La pelirroja te observó largamente.
—Soy muy despistada… ¿pero tú cómo sabes que me lo he dejado?
Y no supiste qué decir. Al final, fue más o menos la verdad.
—Como no sabía si era algún profesor, me escondí—ella sonrió—. ¿Cómo te llamas?
—Samantha Weasley—respondió ella—. Sam, si quieres. ¿Y tú?
Sam te pareció aún más guapa después de conocerla. Solía dejarse sus cosas en todos lados, y siempre estaba volviendo a alguna clase a por un libro que había olvidado. Era también alérgica al silencio; no se callaba ni amordazada. Iba a quinto, un curso por debajo de ti, y solía ponerse irritable cuando tenía muchos exámenes a la vista.
Un día decidiste enseñarle una forma mejor de evadirse de la presión. Tomaste su mano –un privilegio que habías conseguido hacía relativamente poco– y la llevaste hasta tu dormitorio de la torre de Ravenclaw. Una vez ahí, saliste por la ventana y subiste hasta llegar a la parte más alta del tejado. Pero ella te miraba boquiabierta.
—No es tan difícil—volviste y le diste de nuevo la mano para guiarla. Sam estaba blanca y te hacía daño de la fuerza con la que te agarraba, pero no te quejaste. Cuando llegaste arriba con ella, te sentaste y la chica se dejó caer a tu lado—. ¿Ves?
Samantha temblaba por algún motivo que no alcanzaste a comprender.
—Está alto—murmuró—. Mucho. Y me da miedo.
—No te vas a caer—le aseguraste—. Y si lo haces, agárrate a algo hasta que llegue yo a rescatarte.
Sam se sonrojó y dejó de mirar hacia abajo. Contempló el lago, el bosque, el sol que se perdía entre las montañas y lo teñía todo de naranja, y dejó de preocuparse por la altura.
—¿Siempre vienes aquí?—te preguntó. Asentiste—. ¿Por qué?
—Me gusta perderme de vista—te diste cuenta de que jamás se lo habías dicho a nadie.
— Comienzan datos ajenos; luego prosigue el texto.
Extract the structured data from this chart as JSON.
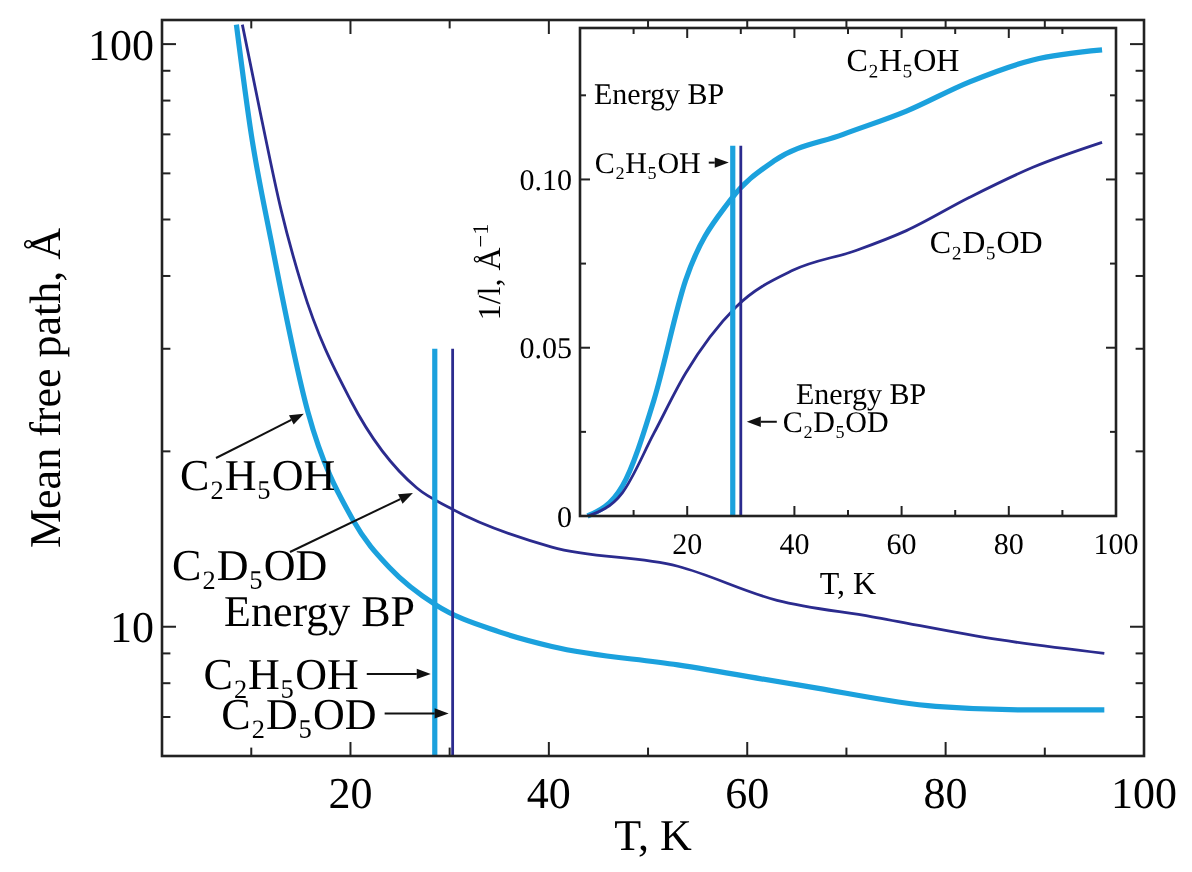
{
  "chart_data": [
    {
      "type": "line",
      "xlabel": "T, K",
      "ylabel": "Mean free path, Å",
      "log": true,
      "xlim": [
        1,
        100
      ],
      "ylim": [
        6,
        110
      ],
      "xticks": [
        {
          "value": 10,
          "label": null
        },
        20,
        {
          "value": 30,
          "label": null
        },
        40,
        {
          "value": 50,
          "label": null
        },
        60,
        {
          "value": 70,
          "label": null
        },
        80,
        {
          "value": 90,
          "label": null
        },
        100
      ],
      "yticks": [
        {
          "value": 7,
          "label": null
        },
        {
          "value": 8,
          "label": null
        },
        {
          "value": 9,
          "label": null
        },
        10,
        {
          "value": 20,
          "label": null
        },
        {
          "value": 30,
          "label": null
        },
        {
          "value": 40,
          "label": null
        },
        {
          "value": 50,
          "label": null
        },
        {
          "value": 60,
          "label": null
        },
        {
          "value": 70,
          "label": null
        },
        {
          "value": 80,
          "label": null
        },
        {
          "value": 90,
          "label": null
        },
        100
      ],
      "series": [
        {
          "color": "#1ba1dd",
          "x": [
            8.5,
            10,
            12,
            15.7,
            20.3,
            24,
            28.6,
            35,
            40.3,
            53,
            66,
            79,
            88,
            96
          ],
          "values": [
            108,
            70,
            46,
            23.4,
            15.2,
            12.6,
            10.9,
            9.8,
            9.25,
            8.6,
            7.9,
            7.3,
            7.2,
            7.2
          ]
        },
        {
          "color": "#2b2b8e",
          "x": [
            9.1,
            11,
            13,
            15.1,
            20,
            26.7,
            30,
            40.3,
            53,
            63,
            72.6,
            85.4,
            96
          ],
          "values": [
            108,
            75,
            52,
            38.5,
            24.5,
            17.3,
            16,
            13.7,
            12.7,
            11.1,
            10.4,
            9.5,
            9
          ]
        },
        {
          "color": "#1ba1dd",
          "x": [
            28.5,
            28.5
          ],
          "values": [
            6,
            30
          ]
        },
        {
          "color": "#2b2b8e",
          "x": [
            30.3,
            30.3
          ],
          "values": [
            6,
            30
          ]
        }
      ],
      "annotations": [
        {
          "text": "C₂H₅OH",
          "x": 15.7,
          "y": 23.4
        },
        {
          "text": "C₂D₅OD",
          "x": 26.7,
          "y": 17.1
        },
        "Energy BP",
        {
          "text": "C₂H₅OH",
          "x": 28.5,
          "y": 8.3
        },
        {
          "text": "C₂D₅OD",
          "x": 30.3,
          "y": 7.1
        }
      ]
    },
    {
      "type": "line",
      "xlabel": "T, K",
      "ylabel": "1/l, Å$^{−1}$",
      "xlim": [
        0,
        100
      ],
      "ylim": [
        0,
        0.145
      ],
      "xticks": [
        {
          "value": 10,
          "label": null
        },
        20,
        {
          "value": 30,
          "label": null
        },
        40,
        {
          "value": 50,
          "label": null
        },
        60,
        {
          "value": 70,
          "label": null
        },
        80,
        {
          "value": 90,
          "label": null
        },
        100
      ],
      "yticks": [
        0,
        {
          "value": 0.025,
          "label": null
        },
        0.05,
        {
          "value": 0.075,
          "label": null
        },
        {
          "value": 0.1,
          "label": "0.10"
        },
        {
          "value": 0.125,
          "label": null
        }
      ],
      "series": [
        {
          "name": "C₂H₅OH",
          "color": "#1ba1dd",
          "x": [
            1.4,
            7.9,
            13.8,
            19.7,
            27.9,
            36.2,
            49.1,
            60.9,
            72.7,
            84.5,
            97.4
          ],
          "values": [
            0,
            0.0089,
            0.0345,
            0.07,
            0.0936,
            0.1055,
            0.1134,
            0.1203,
            0.129,
            0.1355,
            0.1385
          ]
        },
        {
          "name": "C₂D₅OD",
          "color": "#2b2b8e",
          "x": [
            1.4,
            7.9,
            13.8,
            19.7,
            29.1,
            39.7,
            51.5,
            60.9,
            72.7,
            84.5,
            97.4
          ],
          "values": [
            0,
            0.0069,
            0.0246,
            0.0424,
            0.0621,
            0.073,
            0.0789,
            0.0848,
            0.0947,
            0.1036,
            0.111
          ]
        },
        {
          "color": "#1ba1dd",
          "x": [
            28.5,
            28.5
          ],
          "values": [
            0,
            0.11
          ]
        },
        {
          "color": "#2b2b8e",
          "x": [
            30,
            30
          ],
          "values": [
            0,
            0.11
          ]
        }
      ],
      "annotations": [
        "Energy BP",
        {
          "text": "C₂H₅OH",
          "x": 28.5,
          "y": 0.105
        },
        "Energy BP",
        {
          "text": "C₂D₅OD",
          "x": 30,
          "y": 0.028
        }
      ]
    }
  ]
}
Tu familia nunca había preguntado y tus amigos no se inmiscuían en lo que hicieras cuando no estabas con ellos, siempre que estuvieses cuando te necesitaban—. Es relajante.
—¿Te gusta ser invisible?—inquirió Sam—. Pues no debería.
—¿Ah, no? ¿Y eso?
—Si fueses invisible, no te habría conocido—explicó, y sus mejillas alcanzaron el tono de su pelo.
Tú también te sonrojaste. Sin embargo, cuando ella apartó la mirada tomaste su barbilla para obligarla a no esconder esos ojos azules que tanto te gustaban. Y en ese momento tuviste más claro que nunca lo que querías hacer.
La besaste.
Y, por una vez, te alegraste de no ser invisible.